Data pasar menunjukkan indeks S&P 500 berhasil menguat 0,42% ke level 7.575,39, diikuti oleh Nasdaq Composite yang naik 0,29% menjadi 26.281,61. Sementara itu, Dow Jones Industrial Average juga turut mencatatkan apresiasi sebesar 0,29% atau 149,60 poin, menetap di posisi 52.637,01.
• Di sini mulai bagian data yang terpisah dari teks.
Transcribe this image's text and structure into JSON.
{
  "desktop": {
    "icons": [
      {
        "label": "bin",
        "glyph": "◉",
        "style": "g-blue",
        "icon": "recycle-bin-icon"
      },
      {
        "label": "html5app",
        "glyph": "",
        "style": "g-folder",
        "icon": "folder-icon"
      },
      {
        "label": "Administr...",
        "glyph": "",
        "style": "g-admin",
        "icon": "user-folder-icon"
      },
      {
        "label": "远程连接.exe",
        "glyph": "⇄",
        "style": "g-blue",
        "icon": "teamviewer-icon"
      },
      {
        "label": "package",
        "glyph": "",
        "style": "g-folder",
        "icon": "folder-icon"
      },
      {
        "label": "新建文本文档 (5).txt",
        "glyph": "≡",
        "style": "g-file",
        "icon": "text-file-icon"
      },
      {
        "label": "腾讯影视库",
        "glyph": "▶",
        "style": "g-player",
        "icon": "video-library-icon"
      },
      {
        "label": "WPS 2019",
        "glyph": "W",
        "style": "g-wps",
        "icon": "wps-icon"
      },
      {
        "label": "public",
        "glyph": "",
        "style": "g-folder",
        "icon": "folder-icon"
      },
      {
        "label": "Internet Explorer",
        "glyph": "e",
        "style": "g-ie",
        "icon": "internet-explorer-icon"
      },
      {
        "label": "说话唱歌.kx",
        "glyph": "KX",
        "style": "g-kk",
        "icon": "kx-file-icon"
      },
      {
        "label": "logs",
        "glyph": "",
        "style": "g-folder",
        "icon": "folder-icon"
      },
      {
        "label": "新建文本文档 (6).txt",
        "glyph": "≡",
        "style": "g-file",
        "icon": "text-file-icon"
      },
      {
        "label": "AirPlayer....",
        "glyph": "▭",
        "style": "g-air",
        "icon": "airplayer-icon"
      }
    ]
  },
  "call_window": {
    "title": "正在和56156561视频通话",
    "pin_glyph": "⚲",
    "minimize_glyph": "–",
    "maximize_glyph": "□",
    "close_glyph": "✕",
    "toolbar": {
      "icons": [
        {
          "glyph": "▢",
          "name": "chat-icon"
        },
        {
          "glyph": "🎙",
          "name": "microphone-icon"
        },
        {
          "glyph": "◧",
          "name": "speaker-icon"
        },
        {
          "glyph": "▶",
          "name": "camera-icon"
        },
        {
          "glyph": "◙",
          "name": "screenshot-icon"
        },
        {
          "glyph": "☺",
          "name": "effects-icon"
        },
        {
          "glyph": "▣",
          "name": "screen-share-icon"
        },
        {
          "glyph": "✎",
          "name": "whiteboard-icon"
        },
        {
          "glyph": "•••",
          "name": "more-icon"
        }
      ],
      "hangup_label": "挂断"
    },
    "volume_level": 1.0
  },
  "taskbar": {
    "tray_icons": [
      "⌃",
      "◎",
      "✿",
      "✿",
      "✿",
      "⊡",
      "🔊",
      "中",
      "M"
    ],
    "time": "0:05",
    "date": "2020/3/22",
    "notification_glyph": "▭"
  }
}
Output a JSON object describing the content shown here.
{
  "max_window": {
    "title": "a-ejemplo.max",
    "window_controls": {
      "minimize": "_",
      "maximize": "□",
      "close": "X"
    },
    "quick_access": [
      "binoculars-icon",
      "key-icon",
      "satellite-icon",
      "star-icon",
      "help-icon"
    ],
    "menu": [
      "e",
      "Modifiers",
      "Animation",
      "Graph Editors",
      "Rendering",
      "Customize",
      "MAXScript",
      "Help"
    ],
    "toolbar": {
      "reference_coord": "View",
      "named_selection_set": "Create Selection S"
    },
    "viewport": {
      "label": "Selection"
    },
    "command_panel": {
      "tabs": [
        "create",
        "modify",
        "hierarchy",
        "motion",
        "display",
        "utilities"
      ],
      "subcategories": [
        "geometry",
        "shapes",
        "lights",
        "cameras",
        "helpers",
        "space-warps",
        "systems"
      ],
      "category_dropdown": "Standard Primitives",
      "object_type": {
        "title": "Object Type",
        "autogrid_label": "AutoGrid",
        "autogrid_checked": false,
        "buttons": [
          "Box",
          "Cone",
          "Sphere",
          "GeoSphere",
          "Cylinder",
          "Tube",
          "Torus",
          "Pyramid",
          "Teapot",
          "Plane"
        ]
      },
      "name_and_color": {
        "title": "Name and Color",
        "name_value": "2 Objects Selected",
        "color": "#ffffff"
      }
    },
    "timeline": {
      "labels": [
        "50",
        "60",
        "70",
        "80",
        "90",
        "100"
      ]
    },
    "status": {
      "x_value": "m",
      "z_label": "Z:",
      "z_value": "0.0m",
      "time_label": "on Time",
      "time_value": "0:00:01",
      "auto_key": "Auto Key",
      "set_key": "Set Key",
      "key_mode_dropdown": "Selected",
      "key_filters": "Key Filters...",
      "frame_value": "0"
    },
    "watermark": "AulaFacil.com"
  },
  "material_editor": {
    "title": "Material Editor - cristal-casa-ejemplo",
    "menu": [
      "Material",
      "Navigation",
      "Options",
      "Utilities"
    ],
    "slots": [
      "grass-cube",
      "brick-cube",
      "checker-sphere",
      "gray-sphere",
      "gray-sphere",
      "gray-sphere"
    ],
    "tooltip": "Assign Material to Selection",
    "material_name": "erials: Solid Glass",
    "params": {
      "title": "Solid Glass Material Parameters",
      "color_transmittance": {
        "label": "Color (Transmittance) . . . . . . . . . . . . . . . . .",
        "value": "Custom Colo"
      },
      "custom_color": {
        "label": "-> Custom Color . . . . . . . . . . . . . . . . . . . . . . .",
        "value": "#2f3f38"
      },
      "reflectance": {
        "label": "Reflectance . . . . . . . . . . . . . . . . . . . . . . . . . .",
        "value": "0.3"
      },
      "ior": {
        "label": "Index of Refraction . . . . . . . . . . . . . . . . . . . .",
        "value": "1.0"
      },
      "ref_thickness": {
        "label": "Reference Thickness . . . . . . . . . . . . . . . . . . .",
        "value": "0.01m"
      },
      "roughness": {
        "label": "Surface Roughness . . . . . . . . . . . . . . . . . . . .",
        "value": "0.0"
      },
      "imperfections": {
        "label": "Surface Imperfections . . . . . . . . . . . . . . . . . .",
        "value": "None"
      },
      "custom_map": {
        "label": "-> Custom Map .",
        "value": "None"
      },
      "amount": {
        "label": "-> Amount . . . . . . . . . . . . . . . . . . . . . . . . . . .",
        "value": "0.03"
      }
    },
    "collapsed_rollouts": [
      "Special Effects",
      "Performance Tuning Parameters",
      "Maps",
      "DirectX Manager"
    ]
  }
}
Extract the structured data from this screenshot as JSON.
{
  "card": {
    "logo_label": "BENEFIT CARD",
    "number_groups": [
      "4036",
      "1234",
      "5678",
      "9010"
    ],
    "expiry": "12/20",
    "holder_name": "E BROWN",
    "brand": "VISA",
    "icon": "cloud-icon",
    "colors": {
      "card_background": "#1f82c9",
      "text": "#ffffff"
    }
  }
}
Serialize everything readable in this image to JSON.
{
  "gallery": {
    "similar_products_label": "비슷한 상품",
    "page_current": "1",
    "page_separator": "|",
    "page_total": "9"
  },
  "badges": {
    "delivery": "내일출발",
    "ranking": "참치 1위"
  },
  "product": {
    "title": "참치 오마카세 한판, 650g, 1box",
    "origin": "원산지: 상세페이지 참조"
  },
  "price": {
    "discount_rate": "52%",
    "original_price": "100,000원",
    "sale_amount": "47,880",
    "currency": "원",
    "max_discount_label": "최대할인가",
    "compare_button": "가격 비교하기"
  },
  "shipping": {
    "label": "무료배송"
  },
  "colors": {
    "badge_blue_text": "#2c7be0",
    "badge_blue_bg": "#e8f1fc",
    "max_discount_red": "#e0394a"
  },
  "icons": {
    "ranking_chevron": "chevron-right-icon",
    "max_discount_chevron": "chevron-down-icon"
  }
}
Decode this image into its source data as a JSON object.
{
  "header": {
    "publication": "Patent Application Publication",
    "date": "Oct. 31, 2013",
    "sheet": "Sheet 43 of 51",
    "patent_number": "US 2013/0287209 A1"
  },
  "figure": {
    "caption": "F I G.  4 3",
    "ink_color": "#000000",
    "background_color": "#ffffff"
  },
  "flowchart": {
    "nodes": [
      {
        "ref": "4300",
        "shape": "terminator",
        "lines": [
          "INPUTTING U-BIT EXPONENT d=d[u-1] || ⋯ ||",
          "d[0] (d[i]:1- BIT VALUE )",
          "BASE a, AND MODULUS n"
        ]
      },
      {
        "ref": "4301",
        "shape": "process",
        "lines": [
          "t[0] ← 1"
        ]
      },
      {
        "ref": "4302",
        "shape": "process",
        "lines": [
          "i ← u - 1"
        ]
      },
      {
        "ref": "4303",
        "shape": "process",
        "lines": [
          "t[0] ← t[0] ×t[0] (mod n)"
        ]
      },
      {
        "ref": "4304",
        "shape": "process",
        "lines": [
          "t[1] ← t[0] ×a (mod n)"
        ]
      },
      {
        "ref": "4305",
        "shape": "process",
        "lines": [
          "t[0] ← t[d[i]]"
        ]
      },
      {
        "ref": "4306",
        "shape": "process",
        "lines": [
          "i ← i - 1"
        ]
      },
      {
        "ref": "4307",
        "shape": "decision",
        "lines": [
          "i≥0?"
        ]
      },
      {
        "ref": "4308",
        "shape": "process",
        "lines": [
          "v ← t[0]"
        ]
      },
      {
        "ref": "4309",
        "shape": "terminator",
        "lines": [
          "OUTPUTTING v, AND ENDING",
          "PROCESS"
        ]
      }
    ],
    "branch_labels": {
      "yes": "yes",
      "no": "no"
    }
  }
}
Dinamika pasar didorong oleh lonjakan harga saham Nvidia yang meningkat sekitar 4%. Pencapaian lebih gemilang ditorehkan oleh Meta Platforms, yang melesat hingga 6% dalam sehari. Secara kumulatif, saham perusahaan besutan Mark Zuckerberg ini telah melonjak hampir 15% sepanjang pekan, menandai performa mingguan terbaiknya sejak awal tahun 2024. Reli ini dipicu oleh sentimen positif pasca Bank of America memberikan rekomendasi beli, merujuk pada efisiensi biaya pengembangan kecerdasan buatan (AI) di internal perusahaan.

Selain pergerakan saham raksasa, pelaku pasar juga menyoroti debut perdana produsen chip asal Korea Selatan, SK Hynix, di bursa Nasdaq. Sahamnya ditutup melesat sekitar 13% dari harga penawaran awal sebesar US$149 menjadi US$170 per lembar. Kendati disambut antusias, masuknya SK Hynix ke pasar modal Amerika Serikat memicu perdebatan di kalangan investor mengenai potensi persaingan pangsa pasar dengan produsen memori lokal, seperti Micron Technology.

Secara akumulasi mingguan, indeks S&P 500 dan Nasdaq sukses mencatatkan pertumbuhan lebih dari 1%. Berbeda dengan kedua indeks tersebut, Dow Jones justru mengalami tekanan koreksi sebesar 0,5% sepanjang periode yang sama.